I remember exactly what I chuckled in reply …. “Be careful what you say, Lorne, I just might take you up on your offer.”


And from that one chance meeting a lasting friendship has flourished.  I should mention, too, that Lorne is the chair of the Winnipeg trap and skeet club’s Junior trap program.  He also won the Honolulu trap handicap event a few years back when he and his wife, Gwen, vacationed one winter in Hawaii.  So, let’s just say, he is not too shabby a shot when it comes to pulling the trigger on a shotgun.

Liam and Lorne with part of the morning’s harvest

And living in Stonewall, Manitoba, a short drive north of Winnipeg, near the famous Oak Hammock Marsh, he has had plenty of opportunity to do just that.  Often with his good friend, Charlie Ross, who, though he shares the same last name, is not related.

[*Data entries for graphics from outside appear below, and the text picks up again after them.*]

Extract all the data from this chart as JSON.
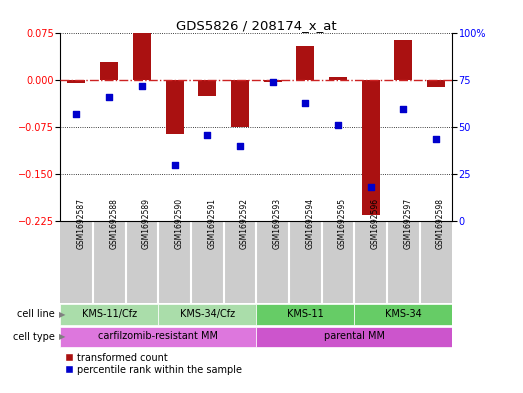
{
  "title": "GDS5826 / 208174_x_at",
  "samples": [
    "GSM1692587",
    "GSM1692588",
    "GSM1692589",
    "GSM1692590",
    "GSM1692591",
    "GSM1692592",
    "GSM1692593",
    "GSM1692594",
    "GSM1692595",
    "GSM1692596",
    "GSM1692597",
    "GSM1692598"
  ],
  "transformed_count": [
    -0.005,
    0.03,
    0.075,
    -0.085,
    -0.025,
    -0.075,
    -0.002,
    0.055,
    0.005,
    -0.215,
    0.065,
    -0.01
  ],
  "percentile_rank": [
    57,
    66,
    72,
    30,
    46,
    40,
    74,
    63,
    51,
    18,
    60,
    44
  ],
  "ylim_left": [
    -0.225,
    0.075
  ],
  "ylim_right": [
    0,
    100
  ],
  "yticks_left": [
    0.075,
    0,
    -0.075,
    -0.15,
    -0.225
  ],
  "yticks_right": [
    100,
    75,
    50,
    25,
    0
  ],
  "bar_color": "#aa1111",
  "scatter_color": "#0000cc",
  "ref_line_color": "#cc2222",
  "cell_line_groups": [
    {
      "label": "KMS-11/Cfz",
      "start": 0,
      "end": 3,
      "color": "#aaddaa"
    },
    {
      "label": "KMS-34/Cfz",
      "start": 3,
      "end": 6,
      "color": "#aaddaa"
    },
    {
      "label": "KMS-11",
      "start": 6,
      "end": 9,
      "color": "#66cc66"
    },
    {
      "label": "KMS-34",
      "start": 9,
      "end": 12,
      "color": "#66cc66"
    }
  ],
  "cell_type_groups": [
    {
      "label": "carfilzomib-resistant MM",
      "start": 0,
      "end": 6,
      "color": "#dd77dd"
    },
    {
      "label": "parental MM",
      "start": 6,
      "end": 12,
      "color": "#cc55cc"
    }
  ],
  "cell_line_label": "cell line",
  "cell_type_label": "cell type",
  "legend_bar": "transformed count",
  "legend_scatter": "percentile rank within the sample",
  "bg_color": "#ffffff",
  "sample_bg": "#cccccc"
}
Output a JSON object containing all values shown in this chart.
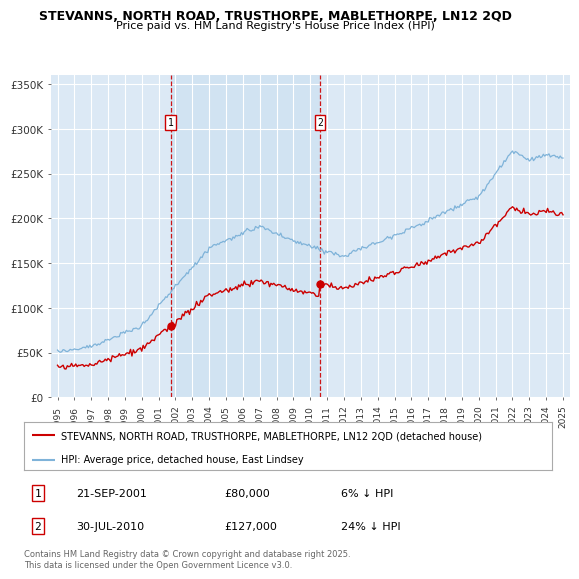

Liam and I first met Charlie last autumn when we hunted with him and Lorne and it was nothing short of spell binding – thrilling really – to watch Charlie and his prized black lab, Pink, work like a well oiled machine.

Unfortunately, Pink is growing old, so she didn’t join us in the field this year.  That meant we recruited Liam to pick up the slack, and with thousands of birds piling down from the north country, he got a workout.

But the hit of the weekend was watching and listening to Charlie and Lorne’s nephew, Dustin Kerr, work the numerous duck and goose calls that they wore around their necks.

Dustin Kerr talking to the ducks and geese from his layout blind

Because there were so few hunters in the fields, the birds were leisurely taking to the air each morning, with an almost unlimited choice of recently combined wheat and barley fields in which to dine.  Even though our spread of decoys must have looked impressive from the air, the fact that there were so many live birds in the neighbouring fields around us, meant we had plenty of “real” quacking and honking competition.

But it didn’t matter.

As soon as we spotted a flock of ducks or geese in the distance, Charlie and Dustin would start pleading with the birds to come our way.  And that is what they did, time after time, after time.

In fact, on several occasions a flock of birds would fly over us, well out of range, zeroed in on a neighbouring field, but as soon the two Dr. Doolittles started squawking we would watch the birds tilt their wings, look back in our direction and make an immediate 180-degree course correction.  Then they folded their wings backward, stuck out their feet and came barrelling in for a landing.

Even more impressive was watching Charlie and Dustin coaxed a flock to turn around and come right back, after we had dropped two or three of their buddies.  If I hadn’t seen with my own eyes I would not have believed it.  But the boys were speaking the language and it was spellbinding to see.